Occasionally? You'd have hardcore porn channels if you got rid of the nanny censors.
Which would be a feature, not a bug.
The etymology of fuck, from the OED:
That's one etymology that's definitely untrue. Initialisms aren't a source of words until near-universal literacy in the last century or so; any from before then are definitely folk etymologies. Even organizations never used initialisms as their name before the 20th century (maybe bleeding back into the late 19th, although I can't think of any examples).
in the immortal words of Frank Zappa,
fick mich, du miserabler hurensohn
(pardon the spelling, I don't know German)
You miss the point: what criteria should they use to decide who gets the right of way?
grylliade, what about the US Army, US Government, etc? There are documents and posters from the early 19th century and before that have those phrases on them.
But yeah, I don't think acronyms were nearly as common as they are today.
Sorry, I should have been more specific: initialisms weren't used as words before the late nineteenth century or so. You have things like "HMS" or, as you pointed out, "USA" or "US government." But you didn't have NASA, or UNICEF, or such things (can't think of any others offhand).
Via merriam-webster:
This is confusing. I thought conservatives supported sex that focuses on procreation. Terms from breeding should be more respectable than a word like porn. "Porn" refers to Ancient Greek sex slaves that were for entertainment purposes. (I can't believe I actually used information from that college event.)
Come do think of it, shouldn't Planned Parenthood be protesting "fuck", because they oppose procreation? Does it count as fucking if you use a condom? Is it physically possible to fuck some one anally or orally?

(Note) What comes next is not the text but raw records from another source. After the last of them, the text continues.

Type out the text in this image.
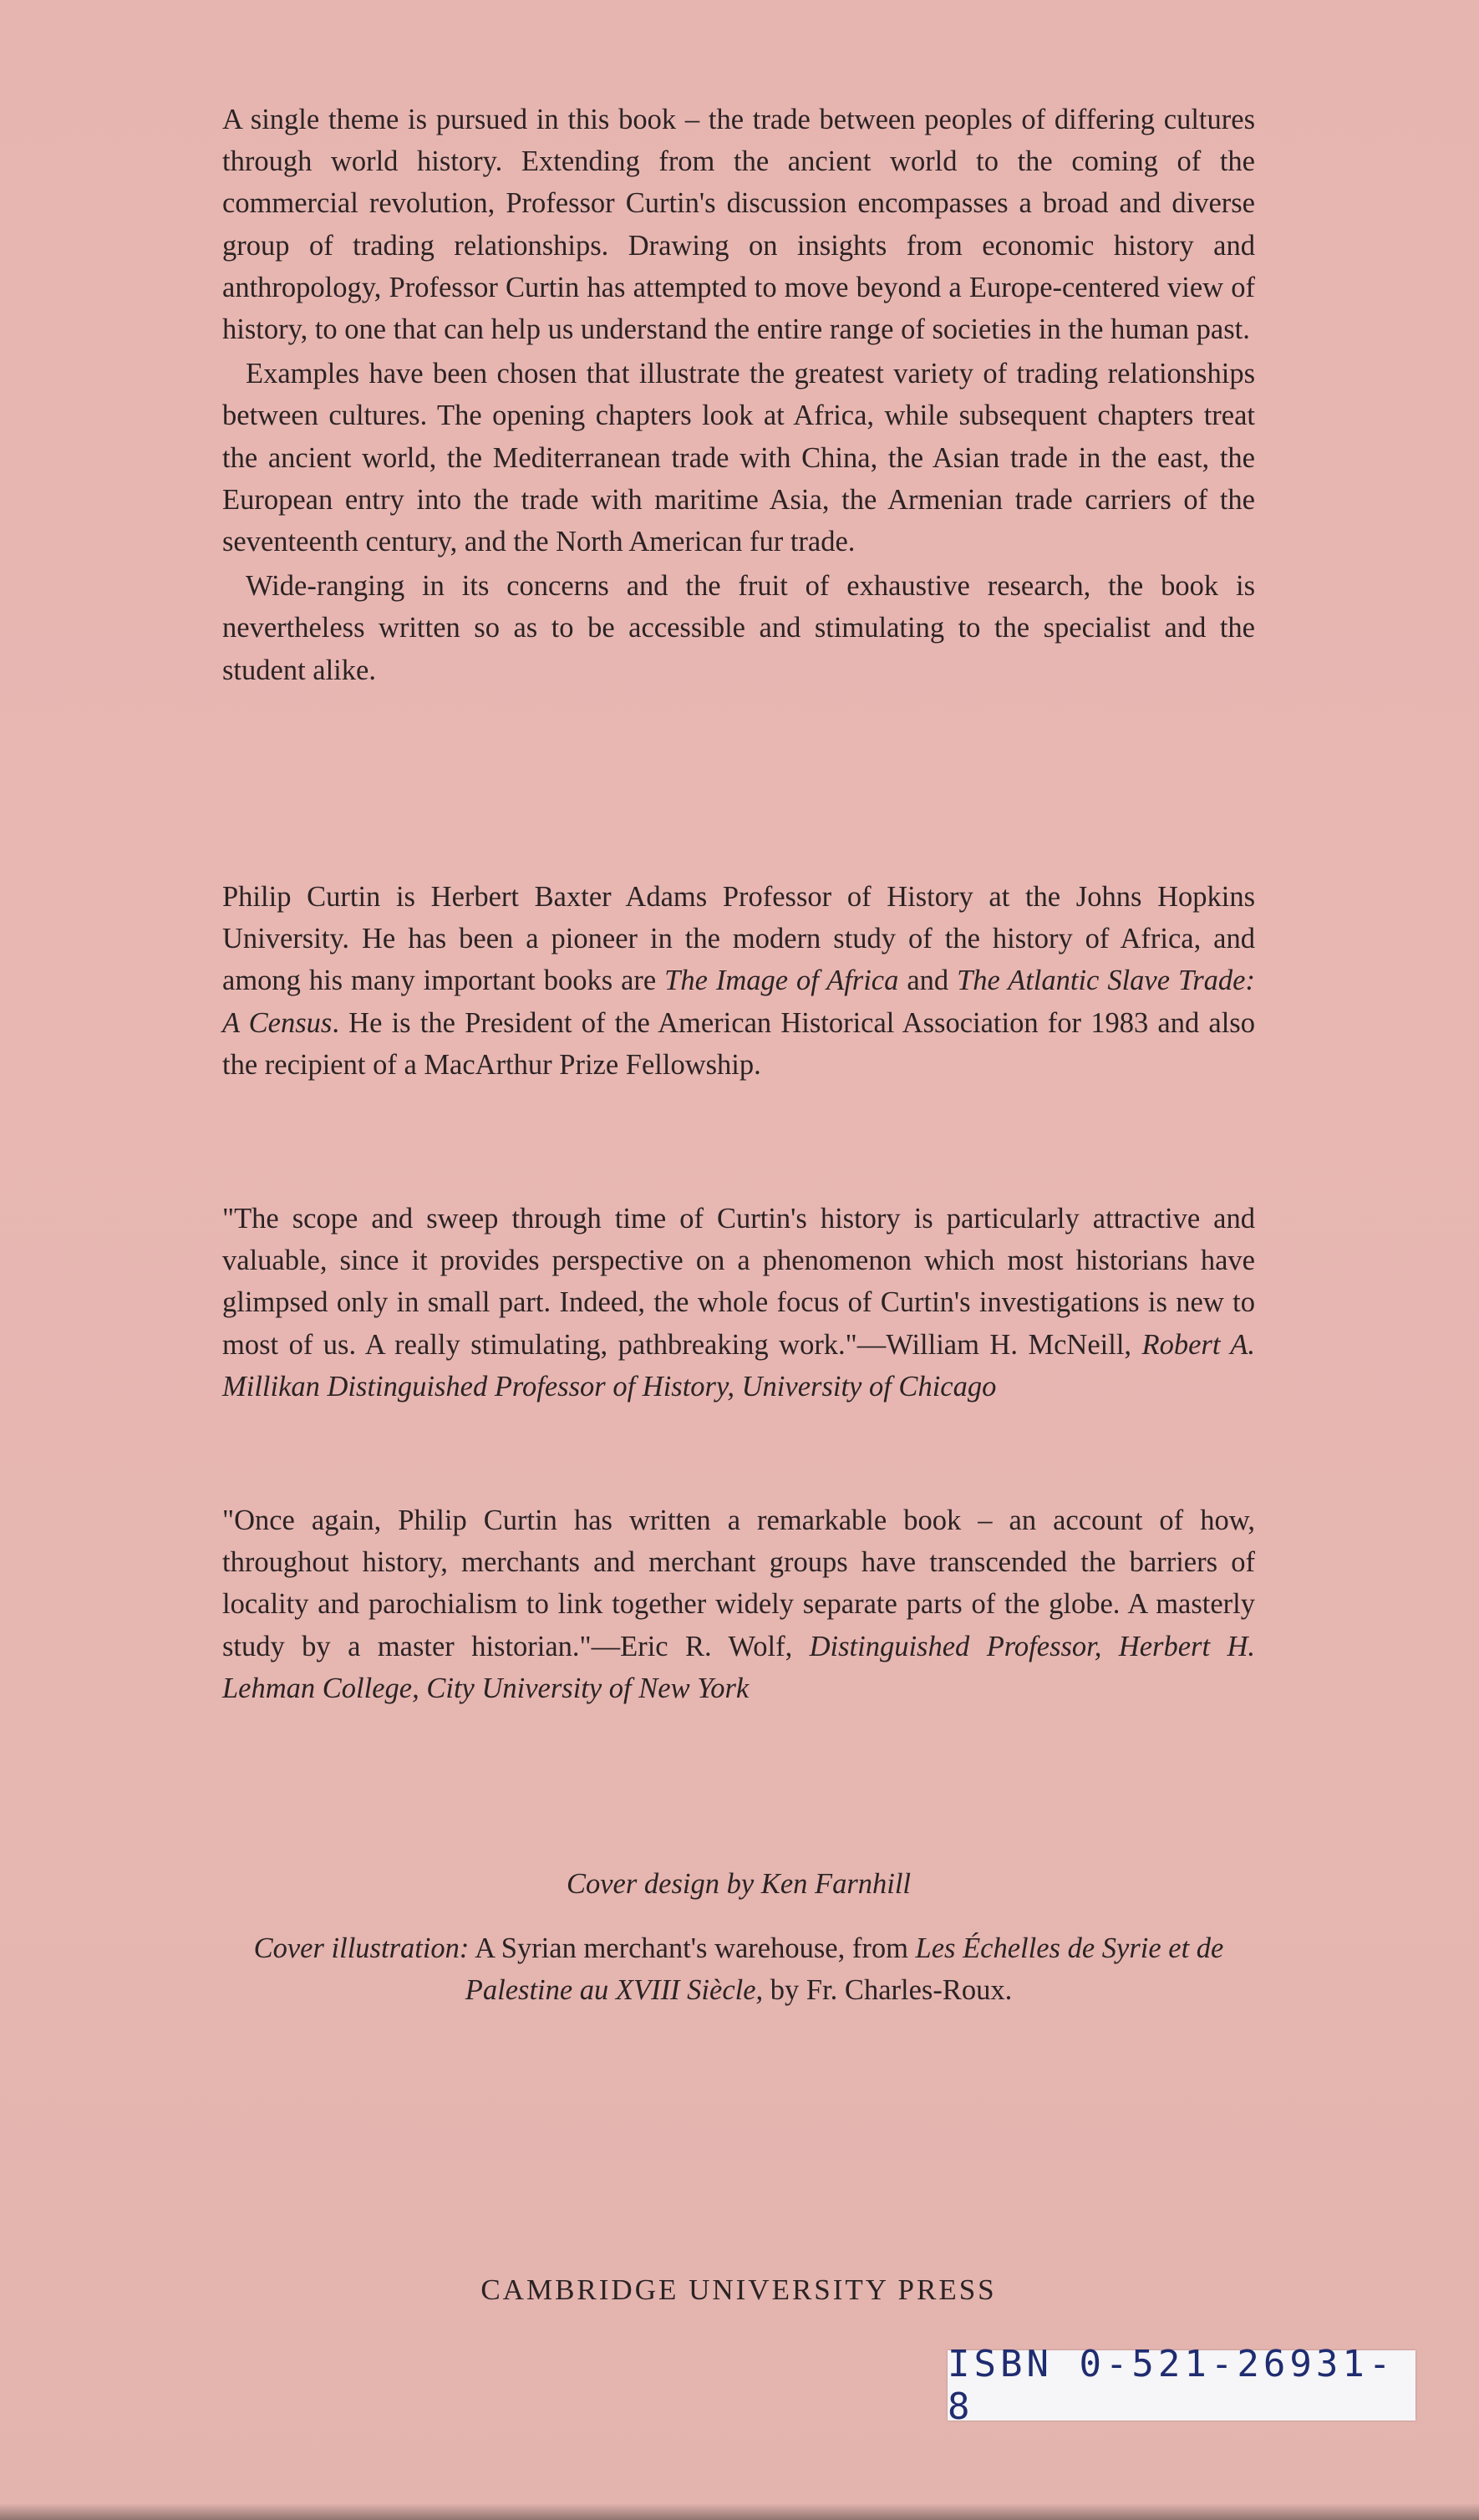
A single theme is pursued in this book – the trade between peoples of differing cultures through world history. Extending from the ancient world to the coming of the commercial revolution, Professor Curtin's discussion encompasses a broad and diverse group of trading relationships. Drawing on insights from economic history and anthropology, Professor Curtin has attempted to move beyond a Europe-centered view of history, to one that can help us understand the entire range of societies in the human past.

Examples have been chosen that illustrate the greatest variety of trading relationships between cultures. The opening chapters look at Africa, while subsequent chapters treat the ancient world, the Mediterranean trade with China, the Asian trade in the east, the European entry into the trade with maritime Asia, the Armenian trade carriers of the seventeenth century, and the North American fur trade.

Wide-ranging in its concerns and the fruit of exhaustive research, the book is nevertheless written so as to be accessible and stimulating to the specialist and the student alike.

Philip Curtin is Herbert Baxter Adams Professor of History at the Johns Hopkins University. He has been a pioneer in the modern study of the history of Africa, and among his many important books are The Image of Africa and The Atlantic Slave Trade: A Census. He is the President of the American Historical Association for 1983 and also the recipient of a MacArthur Prize Fellowship.

"The scope and sweep through time of Curtin's history is particularly attractive and valuable, since it provides perspective on a phenomenon which most historians have glimpsed only in small part. Indeed, the whole focus of Curtin's investigations is new to most of us. A really stimulating, pathbreaking work."—William H. McNeill, Robert A. Millikan Distinguished Professor of History, University of Chicago

"Once again, Philip Curtin has written a remarkable book – an account of how, throughout history, merchants and merchant groups have transcended the barriers of locality and parochialism to link together widely separate parts of the globe. A masterly study by a master historian."—Eric R. Wolf, Distinguished Professor, Herbert H. Lehman College, City University of New York

Cover design by Ken Farnhill
Cover illustration: A Syrian merchant's warehouse, from Les Échelles de Syrie et de Palestine au XVIII Siècle, by Fr. Charles-Roux.
CAMBRIDGE UNIVERSITY PRESS
ISBN 0-521-26931-8
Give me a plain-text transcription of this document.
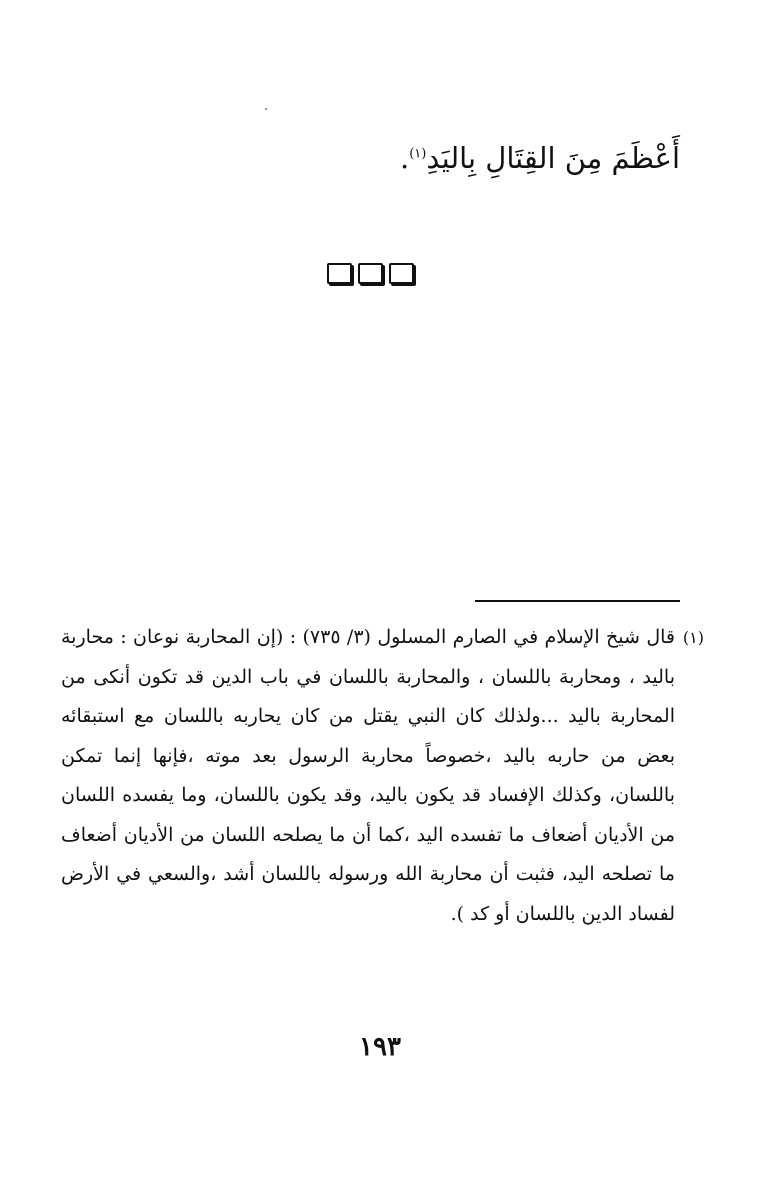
أَعْظَمَ مِنَ القِتَالِ بِاليَدِ$^{(١)}$.
(١)
قال شيخ الإسلام في الصارم المسلول (٣/ ٧٣٥) : (إن المحاربة نوعان : محاربة باليد ، ومحاربة باللسان ، والمحاربة باللسان في باب الدين قد تكون أنكى من المحاربة باليد ...ولذلك كان النبي يقتل من كان يحاربه باللسان مع استبقائه بعض من حاربه باليد ،خصوصاً محاربة الرسول بعد موته ،فإنها إنما تمكن باللسان، وكذلك الإفساد قد يكون باليد، وقد يكون باللسان، وما يفسده اللسان من الأديان أضعاف ما تفسده اليد ،كما أن ما يصلحه اللسان من الأديان أضعاف ما تصلحه اليد، فثبت أن محاربة الله ورسوله باللسان أشد ،والسعي في الأرض لفساد الدين باللسان أو كد ).
١٩٣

Does a sperm donation count as fucking?
It's time for traditionalists to reclaim "fuck" the way blacks turnned the n-word arround.
Congregation Treasurer: With membership way down we don't have enough dues to maintain the building, let alone run programing. I don't know what we can do to boost membership.
Congregation President: Fuck.
Rude Passenger to Lady: Go fuck yourself.
Lady: I've been doing that ever since college, and I'm still not pregnant.
Gentleman standing by: That surprises me. You look positively gravid to me. Perhaps I can be of service.